Building industry faces emergency over lack of construction waste dumping sites - Sandro Chetcuti

Malta Developers Association willing to discuss solutions with government but calls for decisions to be taken because problem risks stifling industry

Sandro Chetcuti says construction waste emergency requires urgent government decisions
Sandro Chetcuti says construction waste emergency requires urgent government decisions

The building industry is facing an emergency over the lack of construction waste dumping sites with Sandro Chetcuti calling on the government to take the "necessary decisions" so as not to stymie development.

The president of the Malta Developers Association told MaltaToday his association was willing to discuss solutions with the government but stopped short of saying what these are.

"There are solutions but I prefer discussing them around the table with the government first.

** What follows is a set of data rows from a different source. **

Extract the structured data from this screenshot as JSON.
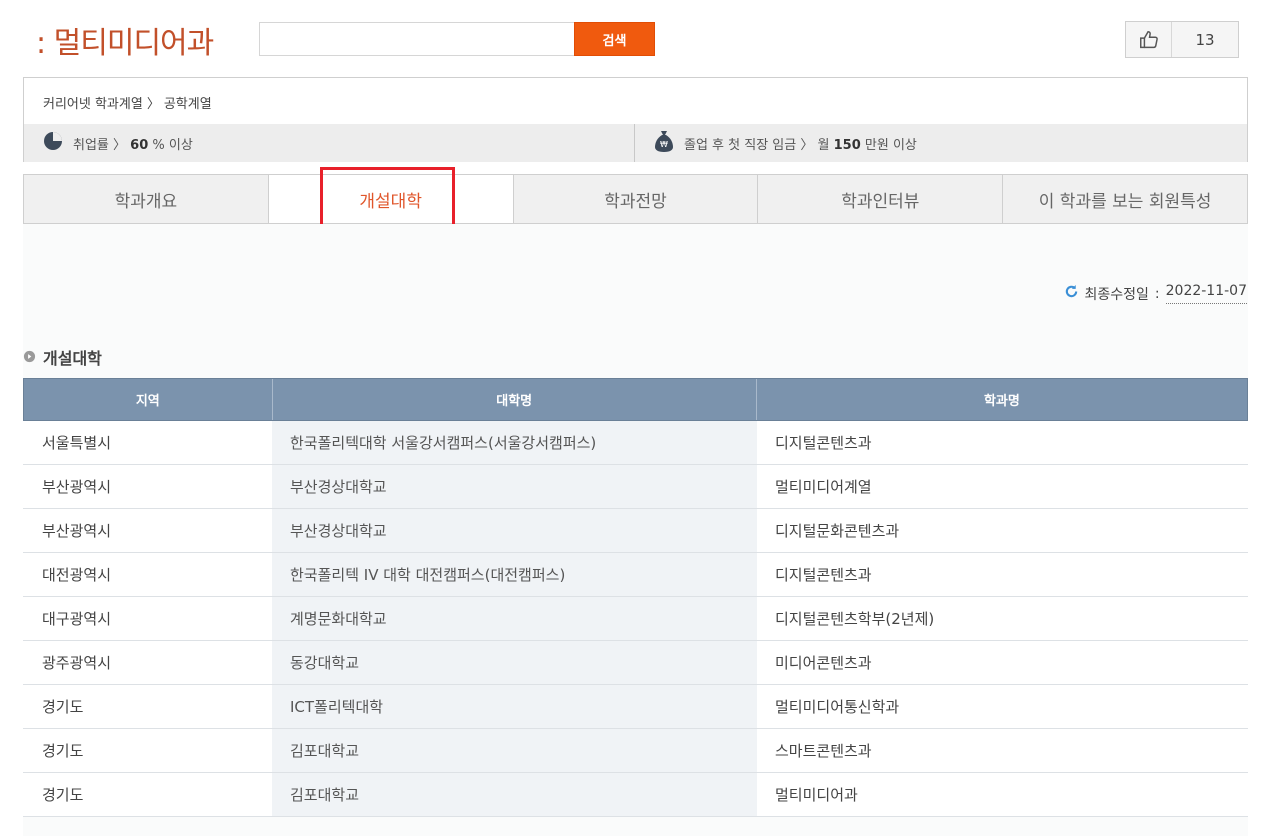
{
  "header": {
    "title": ": 멀티미디어과",
    "search_value": "",
    "search_button": "검색",
    "like_count": "13"
  },
  "info": {
    "breadcrumb": [
      "커리어넷 학과계열",
      "〉",
      "공학계열"
    ],
    "employment_label": "취업률",
    "employment_value": "60",
    "employment_unit": "% 이상",
    "salary_label": "졸업 후 첫 직장 임금",
    "salary_prefix": "월",
    "salary_value": "150",
    "salary_unit": "만원 이상"
  },
  "tabs": [
    {
      "label": "학과개요"
    },
    {
      "label": "개설대학"
    },
    {
      "label": "학과전망"
    },
    {
      "label": "학과인터뷰"
    },
    {
      "label": "이 학과를 보는 회원특성"
    }
  ],
  "updated": {
    "label": "최종수정일",
    "separator": ":",
    "date": "2022-11-07"
  },
  "section": {
    "title": "개설대학"
  },
  "table": {
    "headers": [
      "지역",
      "대학명",
      "학과명"
    ],
    "rows": [
      [
        "서울특별시",
        "한국폴리텍대학 서울강서캠퍼스(서울강서캠퍼스)",
        "디지털콘텐츠과"
      ],
      [
        "부산광역시",
        "부산경상대학교",
        "멀티미디어계열"
      ],
      [
        "부산광역시",
        "부산경상대학교",
        "디지털문화콘텐츠과"
      ],
      [
        "대전광역시",
        "한국폴리텍 IV 대학 대전캠퍼스(대전캠퍼스)",
        "디지털콘텐츠과"
      ],
      [
        "대구광역시",
        "계명문화대학교",
        "디지털콘텐츠학부(2년제)"
      ],
      [
        "광주광역시",
        "동강대학교",
        "미디어콘텐츠과"
      ],
      [
        "경기도",
        "ICT폴리텍대학",
        "멀티미디어통신학과"
      ],
      [
        "경기도",
        "김포대학교",
        "스마트콘텐츠과"
      ],
      [
        "경기도",
        "김포대학교",
        "멀티미디어과"
      ]
    ]
  },
  "colors": {
    "accent": "#f05a0e",
    "title": "#c2502a",
    "table_header": "#7b93ad",
    "highlight": "#e8202a"
  },
  "icons": [
    "thumbs-up-icon",
    "pie-chart-icon",
    "money-bag-icon",
    "refresh-icon",
    "bullet-circle-icon"
  ]
}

But it is necessary that the government takes the necessary decisions in the national interest because the lack of construction waste dumping sites could stifle the industry," Chetcuti said.

This is not the first time that industry players have warned of a waste emergency caused by a sector moving ahead on full throttle and a restricted number of quarries able to receive the waste.

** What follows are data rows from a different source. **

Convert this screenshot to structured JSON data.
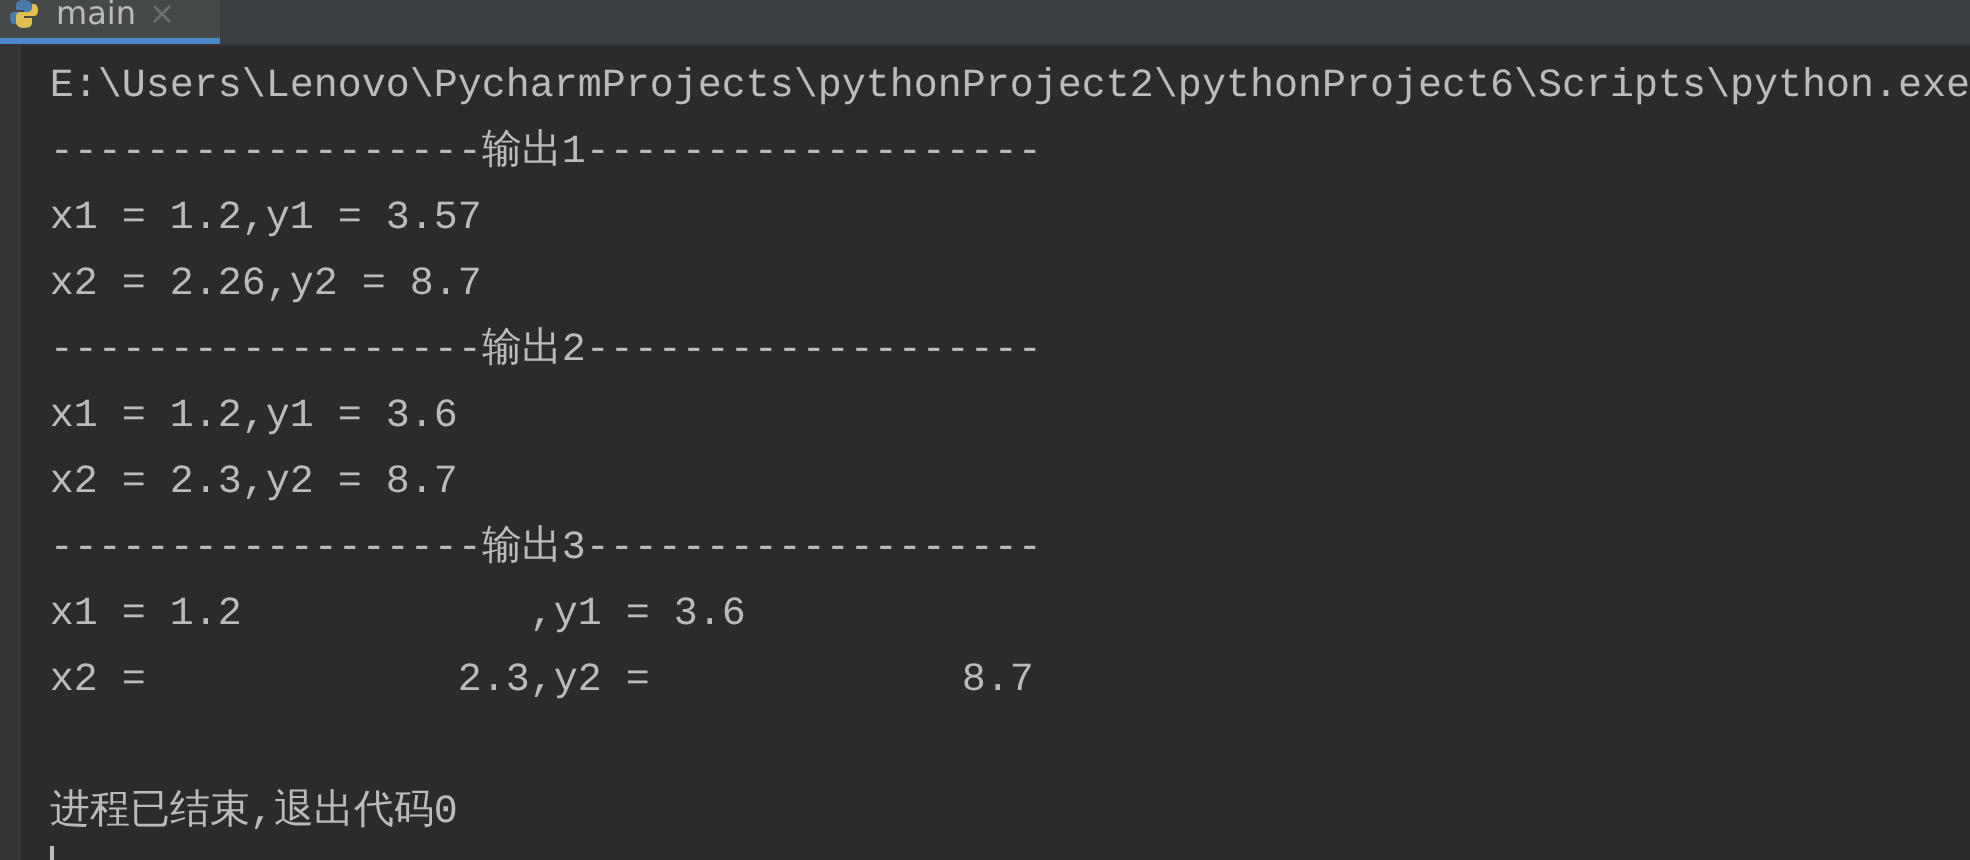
{
  "tabs": [
    {
      "label": "main",
      "selected": true
    }
  ],
  "console": {
    "lines": [
      "E:\\Users\\Lenovo\\PycharmProjects\\pythonProject2\\pythonProject6\\Scripts\\python.exe",
      "------------------输出1-------------------",
      "x1 = 1.2,y1 = 3.57",
      "x2 = 2.26,y2 = 8.7",
      "------------------输出2-------------------",
      "x1 = 1.2,y1 = 3.6",
      "x2 = 2.3,y2 = 8.7",
      "------------------输出3-------------------",
      "x1 = 1.2            ,y1 = 3.6",
      "x2 =             2.3,y2 =             8.7"
    ],
    "exit_message": "进程已结束,退出代码0"
  }
}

READ ALSO: Construction industry boom and lack of dumping space is creating a lucrative, quasi-monopoly for a handful of quarry operator

The alarm bells rang again this week when one of only two quarries currently receiving construction waste increased the price of dumping to €15 per tonne for separated waste and €17 per tonne for mixed waste. After an uproar, the quarry closed its doors, leaving contractors fuming.

On Wednesday evening Environment Minister Jose Herrera urged the industry to try and find a solution within the context of the free market but warned that he could use the powers granted to him at law to seize quarries with a permit to receive construction waste. Herrera never followed through with a similar threat earlier this year when a similar problem arose.

Back then the government had agreed to offer fiscal incentives to quarry owners on condition that prices remain stable. Just a few months down the line, and operating in a quasi-monopolistic environment, one of the quarries raised its prices again.

But the minister's assertion that 10 new permits for quarries to receive waste were issued this year was disputed by Chetcuti.

"It does not result to me that quarries with a permit to receive waste were not doing so over the past few months. But we also have to keep in mind that some quarries are owned by construction companies that are using them to dump their own waste from projects they are involved in and others are still extracting stone," Chetcuti said when contacted on Thursday.

Chetcuti added that some quarry owners who wanted to receive construction waste were being faced with a lot of bureaucracy, while others had problems of accessibility to be able to handle large volumes. "We cannot forget that apart from the waste generated by the industry there are also multiple road projects initiated by the government that are also creating waste."

"This is a national problem that requires a short cut solution that protects the environment because we cannot continue to depend only on the few quarries that could be used to dump waste," Chetcuti said without elaborating.

Within industry circles, dumping excavation waste at a designated offshore site is often posited as a short term solution to the current impasse. This would be nothing new, since there have been projects in the past that were allowed to dump excavation waste out at sea.

However, it is understood that many industry players want government to take a longer term view on land reclamation that would ease the pressure on land-based dumping.